Senators Scold Medicare for Losing Majority of $70 Million in Overpayments
Senate Finance Committee members scolded the federal Medicare agency last Thursday for not doing enough to prevent overpayments following the release of a new report from the Department of Health and Human Services (HHS) Office of the Inspector General.
Medicare made nearly $70 million in overpayments to suppliers of durable medical equipment, and most of that will not be recovered, according to the bipartisan members of the Senate Finance Committee.
HHS needs to do more to recover overpayments, the report shows, including the use of surety bonds, said Senators Max Baucus (D-Mont.), Orrin Hatch (R-Utah), Tom Carper (D-Del.), and Tom Coburn (R-Okla.).
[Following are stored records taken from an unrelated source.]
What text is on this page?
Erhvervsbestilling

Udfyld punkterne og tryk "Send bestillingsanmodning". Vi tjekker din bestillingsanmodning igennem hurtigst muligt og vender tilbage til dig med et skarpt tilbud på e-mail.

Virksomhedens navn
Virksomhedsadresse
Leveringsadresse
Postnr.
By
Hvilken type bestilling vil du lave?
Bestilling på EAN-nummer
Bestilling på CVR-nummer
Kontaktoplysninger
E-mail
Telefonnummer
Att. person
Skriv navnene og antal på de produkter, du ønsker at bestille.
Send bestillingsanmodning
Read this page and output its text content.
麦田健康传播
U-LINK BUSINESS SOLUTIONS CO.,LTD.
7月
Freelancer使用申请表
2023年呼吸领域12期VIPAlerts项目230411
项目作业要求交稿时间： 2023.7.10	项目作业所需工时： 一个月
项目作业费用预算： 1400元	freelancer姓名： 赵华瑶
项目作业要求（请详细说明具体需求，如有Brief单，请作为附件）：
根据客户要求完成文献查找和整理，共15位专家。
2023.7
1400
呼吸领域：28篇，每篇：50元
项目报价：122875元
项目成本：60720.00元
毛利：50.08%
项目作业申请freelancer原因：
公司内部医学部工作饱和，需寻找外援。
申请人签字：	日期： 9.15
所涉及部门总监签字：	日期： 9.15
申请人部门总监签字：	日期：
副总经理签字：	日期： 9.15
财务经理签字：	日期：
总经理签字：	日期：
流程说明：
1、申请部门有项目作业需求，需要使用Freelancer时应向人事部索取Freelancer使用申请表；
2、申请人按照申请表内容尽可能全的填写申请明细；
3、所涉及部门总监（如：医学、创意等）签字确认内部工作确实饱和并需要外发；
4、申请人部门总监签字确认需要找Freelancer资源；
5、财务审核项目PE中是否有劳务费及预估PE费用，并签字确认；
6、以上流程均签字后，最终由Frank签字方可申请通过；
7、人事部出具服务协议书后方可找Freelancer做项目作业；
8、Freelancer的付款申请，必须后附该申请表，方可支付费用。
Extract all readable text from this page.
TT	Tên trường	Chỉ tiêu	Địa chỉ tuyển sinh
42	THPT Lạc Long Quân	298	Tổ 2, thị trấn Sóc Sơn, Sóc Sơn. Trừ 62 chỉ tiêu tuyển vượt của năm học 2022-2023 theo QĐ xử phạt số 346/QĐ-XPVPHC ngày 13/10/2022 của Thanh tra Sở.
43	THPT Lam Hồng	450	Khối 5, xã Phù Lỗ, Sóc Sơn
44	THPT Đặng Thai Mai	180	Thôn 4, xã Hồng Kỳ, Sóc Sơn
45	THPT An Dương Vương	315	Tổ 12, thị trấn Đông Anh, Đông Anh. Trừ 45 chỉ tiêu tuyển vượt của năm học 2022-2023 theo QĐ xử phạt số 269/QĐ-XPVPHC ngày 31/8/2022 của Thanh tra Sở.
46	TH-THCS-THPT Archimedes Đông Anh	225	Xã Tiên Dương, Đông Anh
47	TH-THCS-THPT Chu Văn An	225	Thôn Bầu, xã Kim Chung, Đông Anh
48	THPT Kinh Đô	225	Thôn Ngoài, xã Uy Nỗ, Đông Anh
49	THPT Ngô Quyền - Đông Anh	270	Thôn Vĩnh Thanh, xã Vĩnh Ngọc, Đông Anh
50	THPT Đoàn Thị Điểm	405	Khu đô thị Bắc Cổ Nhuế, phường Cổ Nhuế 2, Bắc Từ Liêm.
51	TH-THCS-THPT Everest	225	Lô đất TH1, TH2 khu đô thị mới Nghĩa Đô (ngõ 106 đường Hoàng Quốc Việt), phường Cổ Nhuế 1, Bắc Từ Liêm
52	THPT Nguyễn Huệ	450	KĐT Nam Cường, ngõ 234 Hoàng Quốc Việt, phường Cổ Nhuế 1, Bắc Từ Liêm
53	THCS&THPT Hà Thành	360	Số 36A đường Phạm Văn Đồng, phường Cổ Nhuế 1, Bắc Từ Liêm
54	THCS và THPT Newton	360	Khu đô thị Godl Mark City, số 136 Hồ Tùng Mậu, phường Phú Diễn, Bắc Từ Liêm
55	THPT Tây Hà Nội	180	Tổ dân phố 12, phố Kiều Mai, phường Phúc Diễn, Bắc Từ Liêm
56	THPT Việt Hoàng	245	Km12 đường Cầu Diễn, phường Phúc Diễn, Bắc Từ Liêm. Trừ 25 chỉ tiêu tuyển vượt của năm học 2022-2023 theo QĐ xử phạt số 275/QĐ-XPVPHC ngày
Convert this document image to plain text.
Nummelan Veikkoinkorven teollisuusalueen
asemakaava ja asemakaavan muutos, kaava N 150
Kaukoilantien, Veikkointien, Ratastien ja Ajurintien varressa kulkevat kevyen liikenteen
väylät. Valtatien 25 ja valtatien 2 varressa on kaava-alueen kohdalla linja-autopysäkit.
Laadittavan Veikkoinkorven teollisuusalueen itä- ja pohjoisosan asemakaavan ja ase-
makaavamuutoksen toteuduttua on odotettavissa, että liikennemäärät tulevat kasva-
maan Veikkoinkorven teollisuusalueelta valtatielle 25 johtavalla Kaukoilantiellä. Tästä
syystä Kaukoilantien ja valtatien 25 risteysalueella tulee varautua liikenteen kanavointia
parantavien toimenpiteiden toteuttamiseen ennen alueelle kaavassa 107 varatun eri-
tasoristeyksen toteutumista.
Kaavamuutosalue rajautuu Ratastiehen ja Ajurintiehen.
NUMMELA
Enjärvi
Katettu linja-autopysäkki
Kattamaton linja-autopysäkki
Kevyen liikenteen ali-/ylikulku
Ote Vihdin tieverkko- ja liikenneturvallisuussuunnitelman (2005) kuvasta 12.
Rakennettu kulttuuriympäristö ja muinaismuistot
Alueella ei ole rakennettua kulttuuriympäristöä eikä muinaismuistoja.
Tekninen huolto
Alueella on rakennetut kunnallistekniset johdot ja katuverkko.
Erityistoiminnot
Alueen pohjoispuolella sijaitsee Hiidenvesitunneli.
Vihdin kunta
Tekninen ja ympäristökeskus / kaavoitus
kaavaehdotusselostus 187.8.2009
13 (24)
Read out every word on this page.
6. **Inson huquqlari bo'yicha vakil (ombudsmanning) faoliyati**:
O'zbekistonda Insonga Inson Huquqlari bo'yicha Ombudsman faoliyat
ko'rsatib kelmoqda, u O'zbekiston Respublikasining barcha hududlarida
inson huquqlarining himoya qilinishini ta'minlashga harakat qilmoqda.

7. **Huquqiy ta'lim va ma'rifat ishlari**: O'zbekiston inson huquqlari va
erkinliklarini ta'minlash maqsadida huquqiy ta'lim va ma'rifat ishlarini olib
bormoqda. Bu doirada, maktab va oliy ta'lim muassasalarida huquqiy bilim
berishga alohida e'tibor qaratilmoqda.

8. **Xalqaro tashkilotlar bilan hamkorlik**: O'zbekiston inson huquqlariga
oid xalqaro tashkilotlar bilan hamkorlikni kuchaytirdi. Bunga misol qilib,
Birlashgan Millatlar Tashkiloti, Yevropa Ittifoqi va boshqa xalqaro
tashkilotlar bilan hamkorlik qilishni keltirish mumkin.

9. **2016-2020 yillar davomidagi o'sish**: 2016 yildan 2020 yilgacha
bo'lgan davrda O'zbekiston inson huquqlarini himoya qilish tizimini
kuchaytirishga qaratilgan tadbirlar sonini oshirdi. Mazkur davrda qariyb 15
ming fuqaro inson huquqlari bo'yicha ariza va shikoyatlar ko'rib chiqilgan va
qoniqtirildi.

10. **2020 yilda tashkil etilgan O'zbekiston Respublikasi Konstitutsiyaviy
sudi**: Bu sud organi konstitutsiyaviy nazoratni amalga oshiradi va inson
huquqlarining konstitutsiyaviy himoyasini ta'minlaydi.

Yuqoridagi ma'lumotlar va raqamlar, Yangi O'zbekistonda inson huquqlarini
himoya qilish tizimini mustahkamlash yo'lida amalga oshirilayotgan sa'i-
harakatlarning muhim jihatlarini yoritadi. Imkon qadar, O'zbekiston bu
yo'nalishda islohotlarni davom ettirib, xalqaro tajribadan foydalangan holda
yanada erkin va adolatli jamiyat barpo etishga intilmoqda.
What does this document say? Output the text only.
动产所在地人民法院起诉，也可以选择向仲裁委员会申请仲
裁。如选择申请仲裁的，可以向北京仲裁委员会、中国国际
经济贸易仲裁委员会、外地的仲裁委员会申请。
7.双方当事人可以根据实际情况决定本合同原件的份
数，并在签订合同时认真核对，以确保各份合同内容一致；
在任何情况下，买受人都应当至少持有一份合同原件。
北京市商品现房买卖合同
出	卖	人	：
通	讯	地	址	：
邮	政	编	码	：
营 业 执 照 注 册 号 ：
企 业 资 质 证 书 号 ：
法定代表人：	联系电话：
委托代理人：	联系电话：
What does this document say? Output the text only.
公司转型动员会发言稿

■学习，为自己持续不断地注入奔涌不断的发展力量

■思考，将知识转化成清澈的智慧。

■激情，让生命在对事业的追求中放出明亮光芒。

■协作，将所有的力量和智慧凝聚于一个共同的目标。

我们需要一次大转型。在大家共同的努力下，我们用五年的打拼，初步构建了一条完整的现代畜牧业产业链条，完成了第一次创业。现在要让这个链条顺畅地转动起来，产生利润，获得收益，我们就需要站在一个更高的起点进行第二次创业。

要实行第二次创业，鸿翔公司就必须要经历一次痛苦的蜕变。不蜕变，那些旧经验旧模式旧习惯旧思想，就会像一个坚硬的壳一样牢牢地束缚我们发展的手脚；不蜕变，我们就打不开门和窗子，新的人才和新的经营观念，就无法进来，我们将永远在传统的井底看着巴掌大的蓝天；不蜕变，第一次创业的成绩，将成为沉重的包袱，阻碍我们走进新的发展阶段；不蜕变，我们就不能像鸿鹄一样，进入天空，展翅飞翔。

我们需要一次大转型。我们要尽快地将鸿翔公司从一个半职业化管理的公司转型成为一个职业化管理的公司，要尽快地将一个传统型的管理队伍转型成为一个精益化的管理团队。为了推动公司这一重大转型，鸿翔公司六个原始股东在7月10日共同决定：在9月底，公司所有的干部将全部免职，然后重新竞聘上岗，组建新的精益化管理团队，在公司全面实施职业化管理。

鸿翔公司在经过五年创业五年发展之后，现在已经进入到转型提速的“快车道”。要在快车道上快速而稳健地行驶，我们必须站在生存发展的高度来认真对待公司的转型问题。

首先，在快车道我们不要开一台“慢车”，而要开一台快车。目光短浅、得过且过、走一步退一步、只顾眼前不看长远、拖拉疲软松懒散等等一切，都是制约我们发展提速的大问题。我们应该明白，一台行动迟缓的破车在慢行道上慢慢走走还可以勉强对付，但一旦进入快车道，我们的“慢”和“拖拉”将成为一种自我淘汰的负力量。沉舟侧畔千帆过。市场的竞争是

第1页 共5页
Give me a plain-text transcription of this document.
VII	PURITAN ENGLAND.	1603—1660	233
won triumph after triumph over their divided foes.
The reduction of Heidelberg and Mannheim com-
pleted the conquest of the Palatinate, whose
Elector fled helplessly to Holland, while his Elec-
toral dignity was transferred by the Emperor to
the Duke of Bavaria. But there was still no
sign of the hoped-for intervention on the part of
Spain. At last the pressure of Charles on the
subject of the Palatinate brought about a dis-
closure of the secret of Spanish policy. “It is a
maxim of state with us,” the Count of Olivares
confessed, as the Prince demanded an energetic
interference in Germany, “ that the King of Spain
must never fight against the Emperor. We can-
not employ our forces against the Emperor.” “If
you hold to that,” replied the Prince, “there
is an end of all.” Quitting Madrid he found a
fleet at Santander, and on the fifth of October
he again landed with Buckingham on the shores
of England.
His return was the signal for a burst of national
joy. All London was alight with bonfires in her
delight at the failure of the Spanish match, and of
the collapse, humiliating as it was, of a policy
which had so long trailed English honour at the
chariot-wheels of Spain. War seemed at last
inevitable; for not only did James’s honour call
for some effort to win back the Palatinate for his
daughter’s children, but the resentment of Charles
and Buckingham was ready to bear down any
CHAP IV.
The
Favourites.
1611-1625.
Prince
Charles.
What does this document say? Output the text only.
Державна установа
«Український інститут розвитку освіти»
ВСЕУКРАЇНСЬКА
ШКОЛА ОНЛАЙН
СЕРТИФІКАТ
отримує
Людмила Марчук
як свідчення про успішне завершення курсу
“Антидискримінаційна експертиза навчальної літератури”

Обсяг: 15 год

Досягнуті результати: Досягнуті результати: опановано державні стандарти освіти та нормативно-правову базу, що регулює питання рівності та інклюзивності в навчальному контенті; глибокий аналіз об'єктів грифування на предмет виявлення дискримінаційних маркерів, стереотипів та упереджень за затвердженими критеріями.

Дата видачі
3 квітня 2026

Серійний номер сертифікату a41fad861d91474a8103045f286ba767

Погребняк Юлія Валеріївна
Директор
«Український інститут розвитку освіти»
Surety bonds are issued by companies as guarantees that health care providers will pay the Centers for Medicare & Medicaid Services (CMS) for money they owe, such as for overpayments. However, since 2009, CMS has only required surety bonds worth $50,000 of coverage per location in order to recover debts owed to Medicare and protect against fraudulent suppliers, and that coverage in many cases is not enough.
“At a time when we’re scouring every nook and cranny of the federal budget for savings, we can’t afford to let tens of millions of Medicare dollars go to waste without a serious effort to recover it,” Chairman Baucus said in a statement. “The reason medical suppliers carry surety bonds is to prevent lost Medicare overpayments, but that’s clearly failing. The administration needs to do all it can to plug the leaks, and that includes making surety bonds a more effective tool of recovering lost funds.”
Many overpayments to suppliers exceeded $50,000—the maximum amount CMS can collect on a surety bond, the senators pointed out. One supplier alone, highlighted in the report, was overpaid by $5 million, with surety bonds covering only a “fraction” of that amount.
Additionally, only $263,000 out of $50 million backed by surety bonds had been recovered, according to the Inspector General’s report, and CMS had inaccurate and incomplete bond information for many suppliers. About $20 million in overpayments were made to suppliers who had no surety bonds at all, and that money is likely to never be recovered.
The Affordable Care Act gives CMS the authority to increase the minimum amount covered by surety bonds, including the option of setting the bond minimum at an amount matching the supplier’s total billings, making all overpayments eligible for recovery.
“This report shows that thanks to the Affordable Care Act, we have a powerful new tool to prevent and recover waste and fraud from Medicare supply and equipment providers,” said Chairman Carper. “Already, surety bonds will help Medicare officials collect millions of dollars in overpayments from providers and this report has laid out a roadmap to make the program even stronger. I commend Medicare officials for taking action to address the problems identified by the inspector general and expect them to move quickly to recover the millions of dollars in funds already available for collection from the surety bonds.”